Pada tahun 2050 berdasarkan proyeksi IPCC, di Asia akan mengalami hal serupa yang dialami oleh Afrika pada tahun 2020, yaitu terjadinya water stress, dimana persediaan air bersih akan berkurang drastic dan diikuti oleh meningkatnya bencana banjir akibat naiknya muka air laut, hal ini terutama terjadi pada daerah pesisir dan delta yang padat penduduk. Hal ini sebenarnya telah terlihat beberapa tahun belakangan ini di Pulau Jawa. Menurut Kartodihardjo dan Jhamtani dalam WALHI (2006) , bencana banjir di Indonesia menduduki porsi sebesar 32,96% dari total jumlah kejadian bencana. Masih menurut mereka, di pesisir Jawa, pada kurun waktu 1996 hingga 1999 saja, setidaknya terdapat 1.289 desa terendam banjir. Kemudian seperti yang telah disebutkan di atas, water stress akan terjadi di Indonesia akibat musim kemarau dan kekeringan yang berkepanjangan. Beberapa tahun belakangan, musim kemarau di Indonesia semakin panjang dan tidak beraturan. Misalnya menurut WALHI (2006) pada tahun 2003 saja tercatat 78 bencana kekeringan di 11 propinsi, dengan wilayah yang terburuk dampaknya adalah Jawa Barat dan Jawa Tengah. Sektor kehutanan adalah sector yang paling besar mendapat tekanan terutama pada saat musin kemarau terutama berkaitan dengan bencana kabut asap akibat pembakaran atau kebakaran hutan dan lahan di berbagai propinsi di Indonesia. Hal ini sangat penting diperhatikan karena seperti yang telah kita ketahui bahwa penyusun utama dari gas rumah kaca adalah karbondioksida dan pembakaran yang terjadi di hutan hujan tropis berkontribusi terhadap peningkatan konsentrasi karbondiokasida di atmosfer sebesar 20% (Houghton, 1991).

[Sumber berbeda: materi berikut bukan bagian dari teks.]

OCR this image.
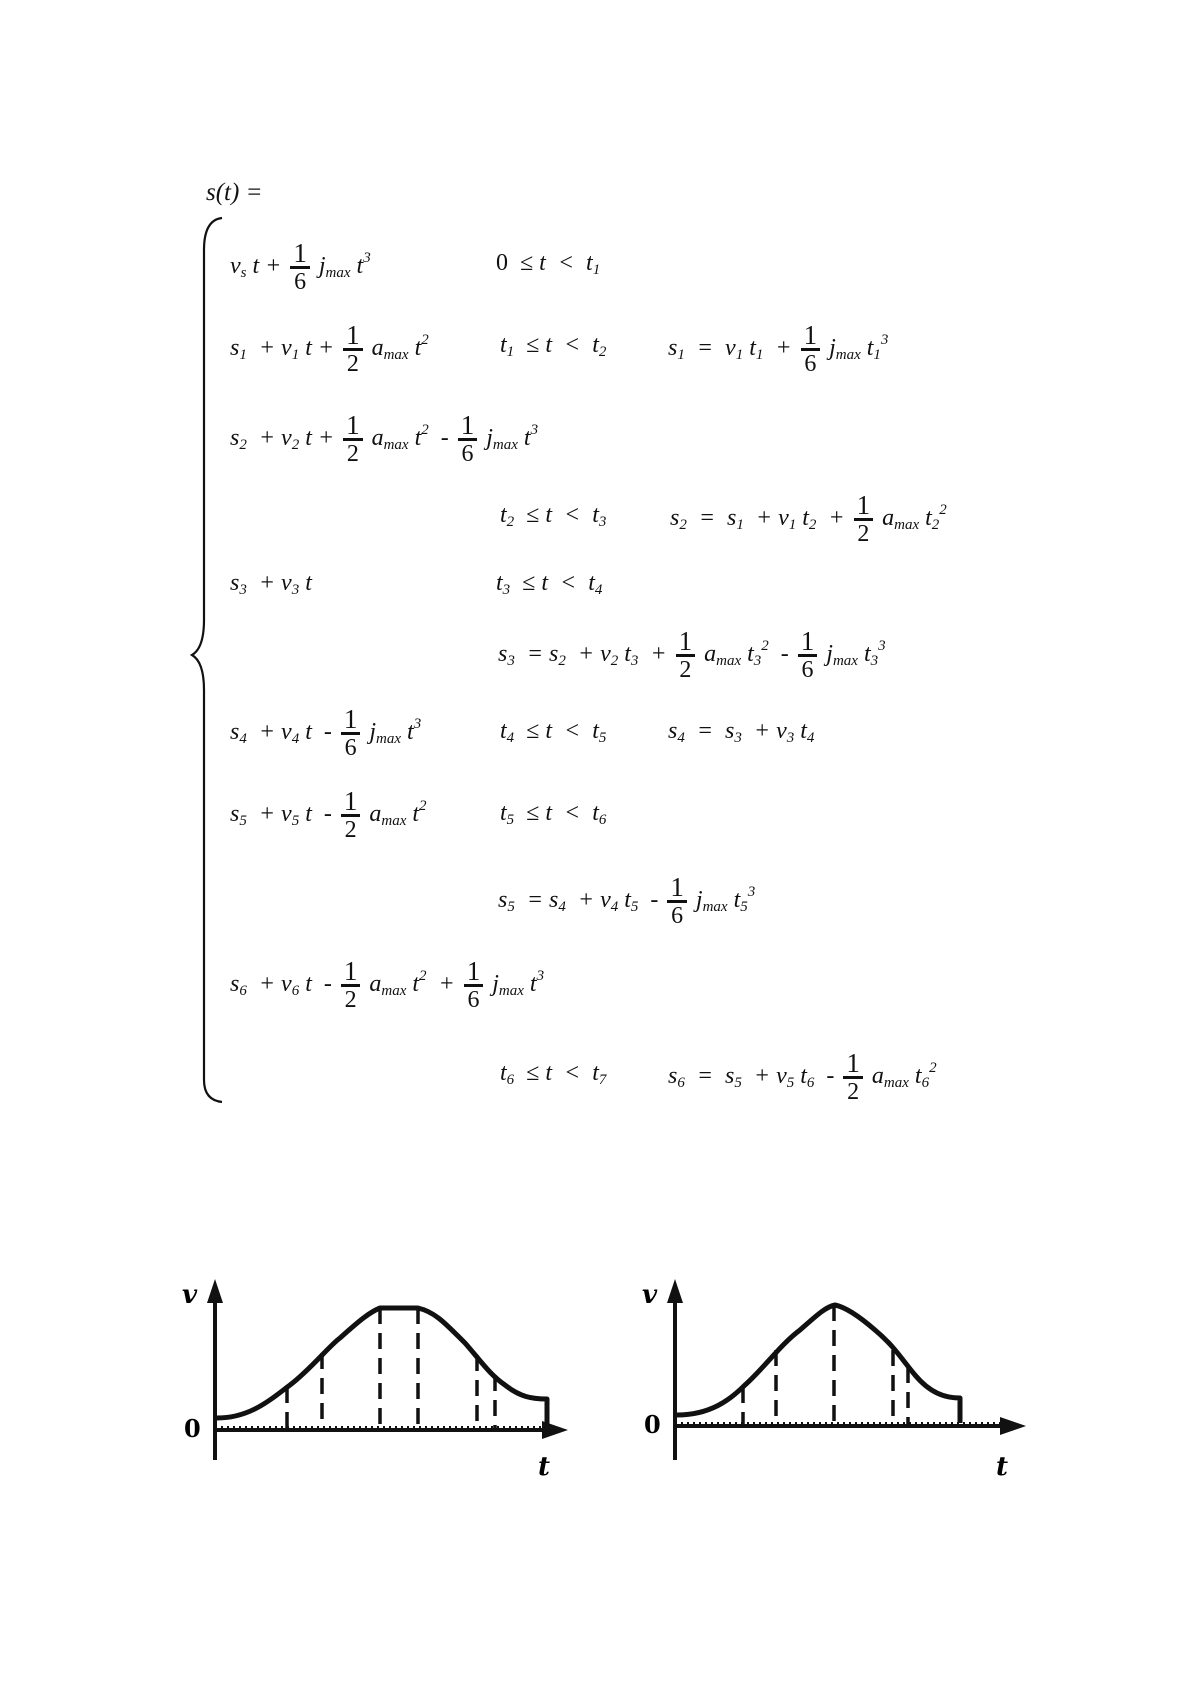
s(t) =
$v_s$ $t + \frac{1}{6} j_{max}$ $t^3$	$0 \le t < t_1$
$s_1 + v_1$ $t + \frac{1}{2} a_{max}$ $t^2$	$t_1 \le t < t_2$	$s_1 = v_1$ $t_1 + \frac{1}{6} j_{max}$ $t_1^3$
$s_2 + v_2$ $t + \frac{1}{2} a_{max}$ $t^2 - \frac{1}{6} j_{max}$ $t^3$
$t_2 \le t < t_3$	$s_2 = s_1 + v_1$ $t_2 + \frac{1}{2} a_{max}$ $t_2^2$
$s_3 + v_3$ t	$t_3 \le t < t_4$
$s_3 = s_2 + v_2$ $t_3 + \frac{1}{2} a_{max}$ $t_3^2 - \frac{1}{6} j_{max}$ $t_3^3$
$s_4 + v_4$ t  - $\frac{1}{6} j_{max}$ $t^3$	$t_4 \le t < t_5$	$s_4 = s_3 + v_3$ $t_4$
$s_5 + v_5$ t  - $\frac{1}{2} a_{max}$ $t^2$	$t_5 \le t < t_6$
$s_5 = s_4 + v_4$ $t_5 - \frac{1}{6} j_{max}$ $t_5^3$
$s_6 + v_6$ t  - $\frac{1}{2} a_{max}$ $t^2 + \frac{1}{6} j_{max}$ $t^3$
$t_6 \le t < t_7$	$s_6 = s_5 + v_5$ $t_6 - \frac{1}{2} a_{max}$ $t_6^2$
v
0
t
v
0
t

Dengan semakin meningkatnya bukti-bukti nyata dari dampak pemanasan global maka kepentingan untuk melakukan perbaikan-perbaikan terhadap lingkungan sudah semestinya menjadi domain public dunia. Upaya mitigasi dan adaptasi terhadap dampak pemanasan global perlu untuk segera dilakukan. Revitalisasi kehutanan seperti yang telah digulirkan perlu untuk segera di implementasikan. Salah satunya adalah upaya untuk merehabilitasi ekosistem yang terdegradasi. [7]

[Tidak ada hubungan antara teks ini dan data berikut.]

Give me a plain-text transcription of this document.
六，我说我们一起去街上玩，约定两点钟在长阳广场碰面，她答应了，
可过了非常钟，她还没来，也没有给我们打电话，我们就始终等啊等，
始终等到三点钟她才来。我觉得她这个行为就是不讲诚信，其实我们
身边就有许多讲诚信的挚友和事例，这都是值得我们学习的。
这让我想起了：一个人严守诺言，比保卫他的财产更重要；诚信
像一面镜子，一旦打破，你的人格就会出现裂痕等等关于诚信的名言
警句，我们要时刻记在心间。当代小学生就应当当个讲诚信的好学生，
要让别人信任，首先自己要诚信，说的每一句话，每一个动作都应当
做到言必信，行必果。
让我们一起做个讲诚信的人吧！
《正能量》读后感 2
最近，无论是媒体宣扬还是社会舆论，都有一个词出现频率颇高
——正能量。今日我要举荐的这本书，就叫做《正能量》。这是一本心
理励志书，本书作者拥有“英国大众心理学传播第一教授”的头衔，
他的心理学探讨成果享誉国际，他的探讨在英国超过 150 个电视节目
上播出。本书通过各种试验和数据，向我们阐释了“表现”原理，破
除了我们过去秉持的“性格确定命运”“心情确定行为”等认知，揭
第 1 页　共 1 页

Peran pemerintah dalam menyelamatkan hutan Indonesia tentunya sangat di perlukan, persoalannya menyelamatkan hutan Indonesia dari kehancuran memang bukanlah hal yang mudah. Hutan Indonesia yang jutaan hektar telah terlanjur di-cap internasional sebagai paru-paru dunia. Jika perlu buat agenda nasional dimana dimulainya langkah baru dan serius atasi masalah ini. Bisa jadi pula hari itu menjadi hari kebangkitan hutan nasional yang akan dikenang sepanjang sejarah Indonesia.


[1] www.greenpeace.or.id

[2] Ibid.hal-1

[3] www.antaranews.com

[4] Ibid. hal-5

[5] www.walhi.co.id/sultra

[7] Metamorfosa, Saturday, February 09, 2008

Minggu, 02 Agustus 2009

Pencemaran Lingkungan terhadap Kesehatan

Pengetahuan tentang hubungan antara jenis lingkungan sangat penting agar dapat menanggulingi permasalahan lingkungan secaraterpadu dan tuntas. Dewasa lingkungan hidup sedang menjadi perhatian utama masyarakat Indonesia dan masyarakat dunia umumnya.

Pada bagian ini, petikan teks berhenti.